I felt extremely lucky to be on safari with Bill, who both knew and loved the country, and to have Johnny Ramsden as our safari guide. He and his wife Tasha run Royale Wilderness (www.royalewilderness.com), a mobile safari outfit that organises and guides trips – ours in the Okavango Delta.
On our first morning, Johnny drove slowly in a customised Land Cruiser from Maun to our first camp site in the Khwai concession, seeing elephants, giraffes and hippos en route.
The tents were up when we arrived. But there was no time to rest before going on a game drive. After a sundowner (white wine for me), it was back to dinner cooked in the camp under the stars.
Early mornings and just before dusk, after the heat of the day has subsided, are the best times to see animals and we followed a leopard with her clinging daughter on the first morning. Finding her, as with most of the animals we tracked, was due to Johnny’s skill in reading the tracks in the sand and listening to the birds voicing their warnings. And seeing her drink was an added bonus.
We’d watched the painted dogs sleeping during the day in the Moremi Game Reserve and gone back in the early evening as they began to wake. There were about 30 in the pack and they communicated in a high-pitched whine before setting off on a hunt. They sped after and killed a rabbit – not much food for 30 hungry dogs – before being warned off a herd of wildebeest who gathered in a protective circle around their young. The dogs then chased an impala which they caught and quickly demolished. We had followed all this at speed in our customised Land Cruiser – it was thrilling.

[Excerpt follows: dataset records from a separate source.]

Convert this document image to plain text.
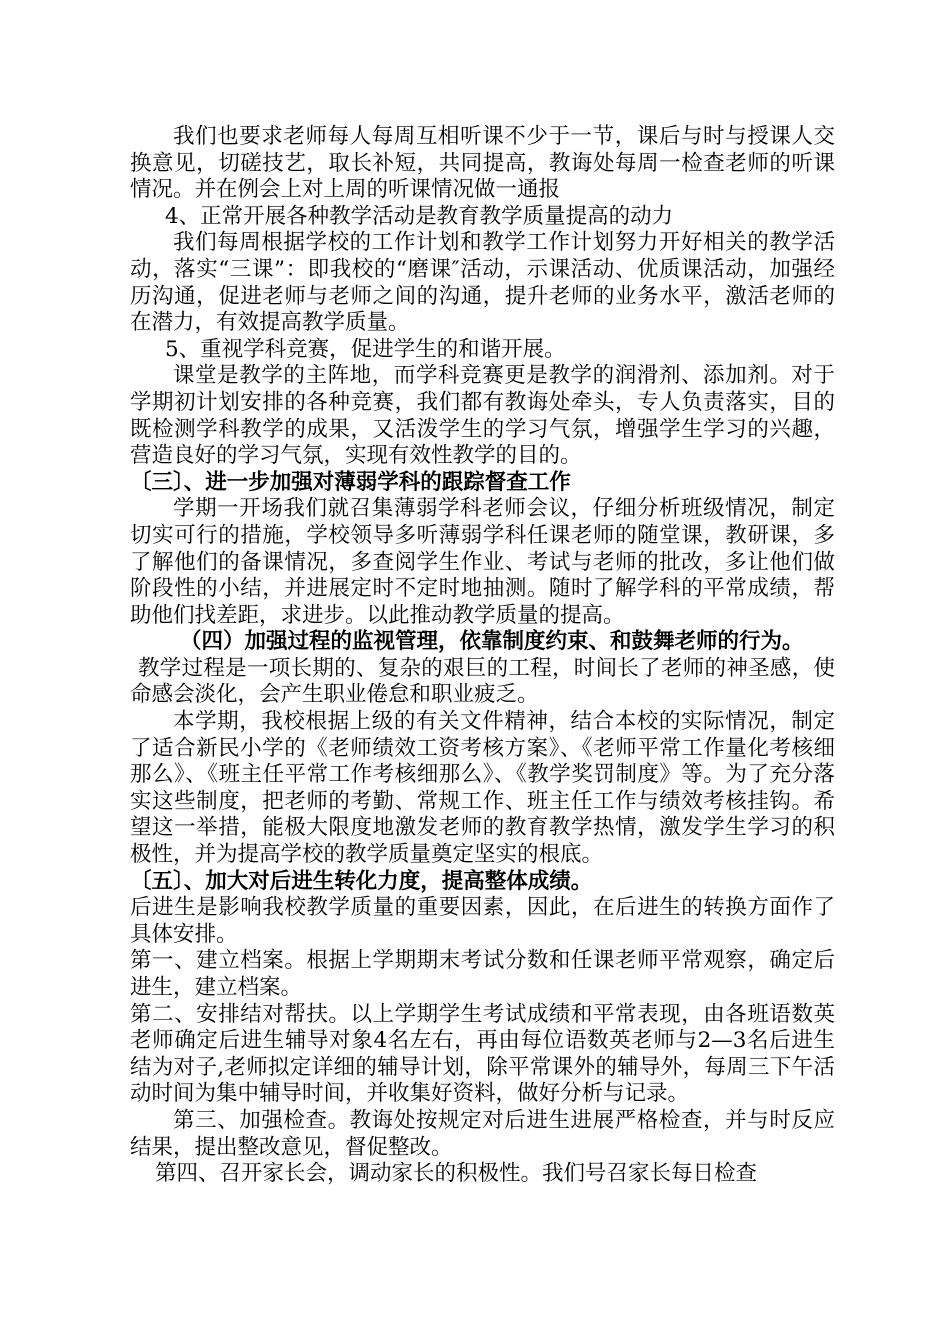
我们也要求老师每人每周互相听课不少于一节，课后与时与授课人交换意见，切磋技艺，取长补短，共同提高，教诲处每周一检查老师的听课情况。并在例会上对上周的听课情况做一通报

4、正常开展各种教学活动是教育教学质量提高的动力

我们每周根据学校的工作计划和教学工作计划努力开好相关的教学活动，落实“三课”：即我校的“磨课″活动，示课活动、优质课活动，加强经历沟通，促进老师与老师之间的沟通，提升老师的业务水平，激活老师的在潜力，有效提高教学质量。

5、重视学科竞赛，促进学生的和谐开展。

课堂是教学的主阵地，而学科竞赛更是教学的润滑剂、添加剂。对于学期初计划安排的各种竞赛，我们都有教诲处牵头，专人负责落实，目的既检测学科教学的成果，又活泼学生的学习气氛，增强学生学习的兴趣，营造良好的学习气氛，实现有效性教学的目的。

〔三〕、进一步加强对薄弱学科的跟踪督查工作

学期一开场我们就召集薄弱学科老师会议，仔细分析班级情况，制定切实可行的措施，学校领导多听薄弱学科任课老师的随堂课，教研课，多了解他们的备课情况，多查阅学生作业、考试与老师的批改，多让他们做阶段性的小结，并进展定时不定时地抽测。随时了解学科的平常成绩，帮助他们找差距，求进步。以此推动教学质量的提高。

（四）加强过程的监视管理，依靠制度约束、和鼓舞老师的行为。

教学过程是一项长期的、复杂的艰巨的工程，时间长了老师的神圣感，使命感会淡化，会产生职业倦怠和职业疲乏。

本学期，我校根据上级的有关文件精神，结合本校的实际情况，制定了适合新民小学的《老师绩效工资考核方案》、《老师平常工作量化考核细那么》、《班主任平常工作考核细那么》、《教学奖罚制度》等。为了充分落实这些制度，把老师的考勤、常规工作、班主任工作与绩效考核挂钩。希望这一举措，能极大限度地激发老师的教育教学热情，激发学生学习的积极性，并为提高学校的教学质量奠定坚实的根底。

〔五〕、加大对后进生转化力度，提高整体成绩。

后进生是影响我校教学质量的重要因素，因此，在后进生的转换方面作了具体安排。

第一、建立档案。根据上学期期末考试分数和任课老师平常观察，确定后进生，建立档案。

第二、安排结对帮扶。以上学期学生考试成绩和平常表现，由各班语数英老师确定后进生辅导对象4名左右，再由每位语数英老师与2—3名后进生结为对子,老师拟定详细的辅导计划，除平常课外的辅导外，每周三下午活动时间为集中辅导时间，并收集好资料，做好分析与记录。

第三、加强检查。教诲处按规定对后进生进展严格检查，并与时反应结果，提出整改意见，督促整改。

第四、召开家长会，调动家长的积极性。我们号召家长每日检查
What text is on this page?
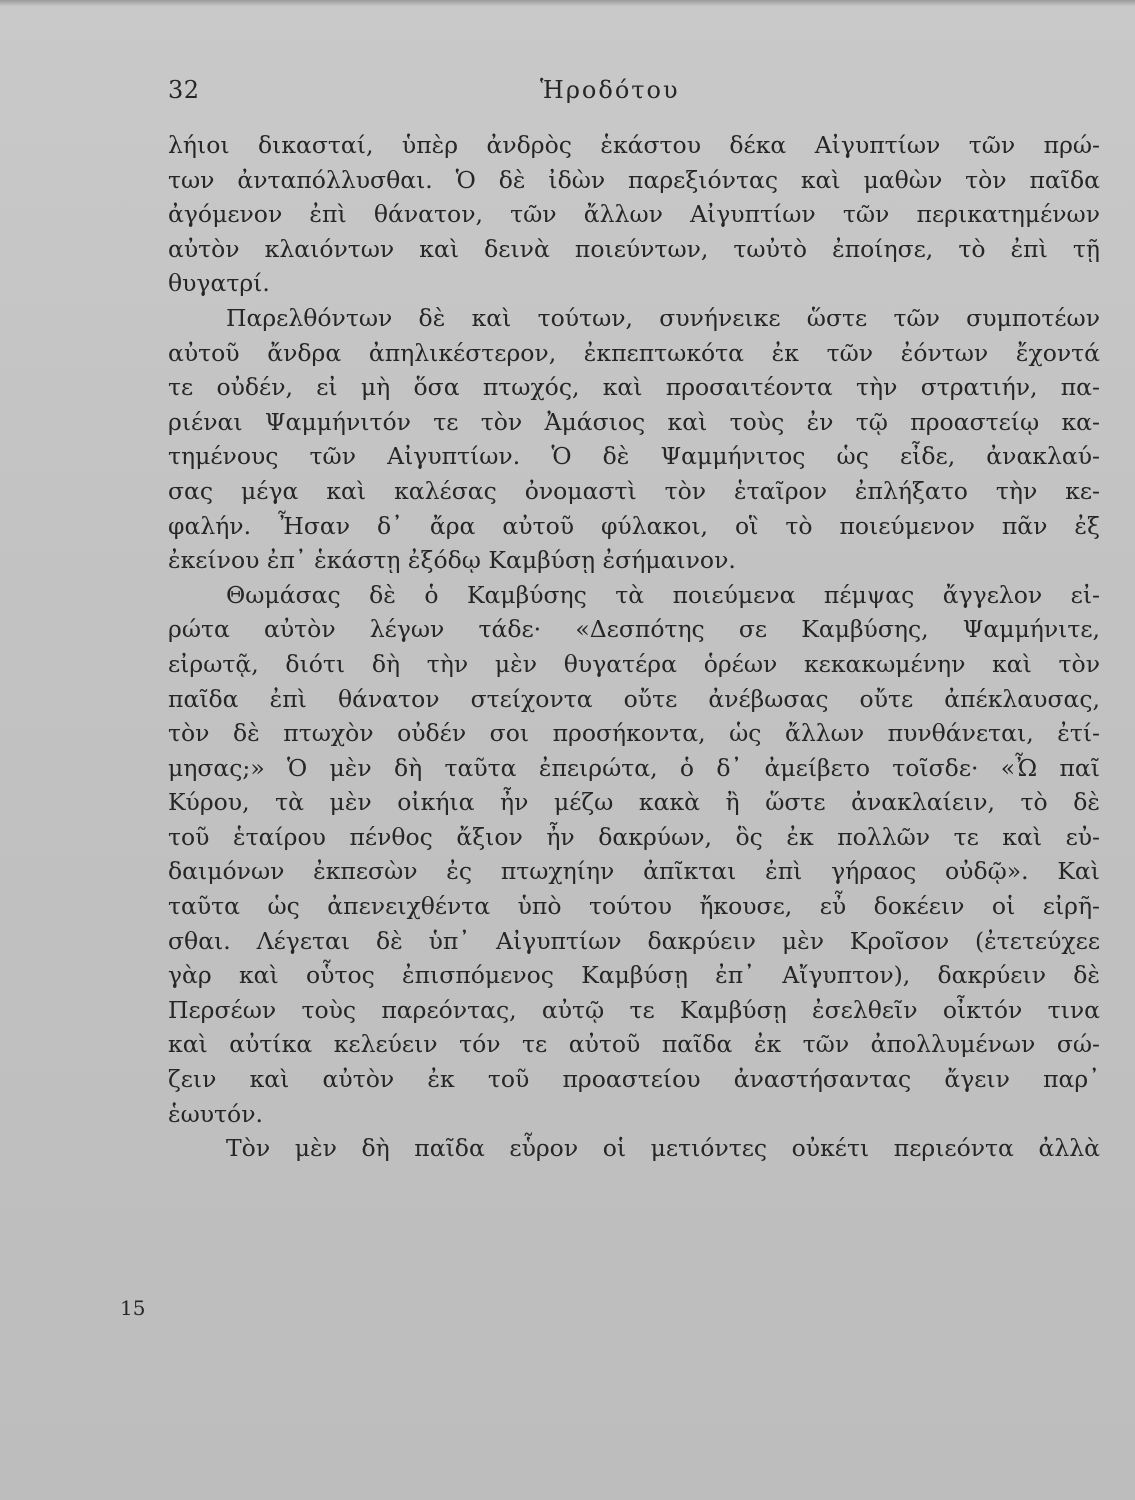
32	Ἡροδότου
15
λήιοι δικασταί, ὑπὲρ ἀνδρὸς ἑκάστου δέκα Αἰγυπτίων τῶν πρώ-
των ἀνταπόλλυσθαι. Ὁ δὲ ἰδὼν παρεξιόντας καὶ μαθὼν τὸν παῖδα
ἀγόμενον ἐπὶ θάνατον, τῶν ἄλλων Αἰγυπτίων τῶν περικατημένων
αὐτὸν κλαιόντων καὶ δεινὰ ποιεύντων, τωὐτὸ ἐποίησε, τὸ ἐπὶ τῇ
θυγατρί.
Παρελθόντων δὲ καὶ τούτων, συνήνεικε ὥστε τῶν συμποτέων
αὐτοῦ ἄνδρα ἀπηλικέστερον, ἐκπεπτωκότα ἐκ τῶν ἐόντων ἔχοντά
τε οὐδέν, εἰ μὴ ὅσα πτωχός, καὶ προσαιτέοντα τὴν στρατιήν, πα-
ριέναι Ψαμμήνιτόν τε τὸν Ἀμάσιος καὶ τοὺς ἐν τῷ προαστείῳ κα-
τημένους τῶν Αἰγυπτίων. Ὁ δὲ Ψαμμήνιτος ὡς εἶδε, ἀνακλαύ-
σας μέγα καὶ καλέσας ὀνομαστὶ τὸν ἑταῖρον ἐπλήξατο τὴν κε-
φαλήν. Ἦσαν δ᾽ ἄρα αὐτοῦ φύλακοι, οἳ τὸ ποιεύμενον πᾶν ἐξ
ἐκείνου ἐπ᾽ ἑκάστῃ ἐξόδῳ Καμβύσῃ ἐσήμαινον.
Θωμάσας δὲ ὁ Καμβύσης τὰ ποιεύμενα πέμψας ἄγγελον εἰ-
ρώτα αὐτὸν λέγων τάδε· «Δεσπότης σε Καμβύσης, Ψαμμήνιτε,
εἰρωτᾷ, διότι δὴ τὴν μὲν θυγατέρα ὁρέων κεκακωμένην καὶ τὸν
παῖδα ἐπὶ θάνατον στείχοντα οὔτε ἀνέβωσας οὔτε ἀπέκλαυσας,
τὸν δὲ πτωχὸν οὐδέν σοι προσήκοντα, ὡς ἄλλων πυνθάνεται, ἐτί-
μησας;» Ὁ μὲν δὴ ταῦτα ἐπειρώτα, ὁ δ᾽ ἀμείβετο τοῖσδε· «Ὦ παῖ
Κύρου, τὰ μὲν οἰκήια ἦν μέζω κακὰ ἢ ὥστε ἀνακλαίειν, τὸ δὲ
τοῦ ἑταίρου πένθος ἄξιον ἦν δακρύων, ὃς ἐκ πολλῶν τε καὶ εὐ-
δαιμόνων ἐκπεσὼν ἐς πτωχηίην ἀπῖκται ἐπὶ γήραος οὐδῷ». Καὶ
ταῦτα ὡς ἀπενειχθέντα ὑπὸ τούτου ἤκουσε, εὖ δοκέειν οἱ εἰρῆ-
σθαι. Λέγεται δὲ ὑπ᾽ Αἰγυπτίων δακρύειν μὲν Κροῖσον (ἐτετεύχεε
γὰρ καὶ οὗτος ἐπισπόμενος Καμβύσῃ ἐπ᾽ Αἴγυπτον), δακρύειν δὲ
Περσέων τοὺς παρεόντας, αὐτῷ τε Καμβύσῃ ἐσελθεῖν οἶκτόν τινα
καὶ αὐτίκα κελεύειν τόν τε αὐτοῦ παῖδα ἐκ τῶν ἀπολλυμένων σώ-
ζειν καὶ αὐτὸν ἐκ τοῦ προαστείου ἀναστήσαντας ἄγειν παρ᾽
ἑωυτόν.
Τὸν μὲν δὴ παῖδα εὗρον οἱ μετιόντες οὐκέτι περιεόντα ἀλλὰ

After six nights in our mobile tents we returned to Maun and took a small plane to Jack’s Camp in Botswana’s salt pans (https://naturalselection.travel/camp/jacks-camp/). The interior of the main building, where you eat at a communal table, is a mini natural history museum with animal skulls and stone-age artefacts. The ten luxurious tents dotted round are furnished in 1940s style.
You can watch herds of zebra and wildebeest from your private balcony before going on an evening drive where drinks are served on the Makgadikgadi Pans; walking over the pans towards the setting sun, there was a wonderful feeling of space and silence.
Seven people are employed solely to track meerkats which meant that we knew exactly where to go for our early morning visit. After a while, the meerkats climbed onto the guide using him as a lookout post. By standing close to him, the meerkats would then move themselves on to whoever was there (including me, pictured). They were unfrightened but not tame.
An evening walk with bushmen to learn about the plants of the Kalahari preceded dinner in the wonderful ‘mess’ tent. An after dinner walk to my tent, under a star-filled, southern hemisphere sky, made a perfect ending to an extraordinary trip.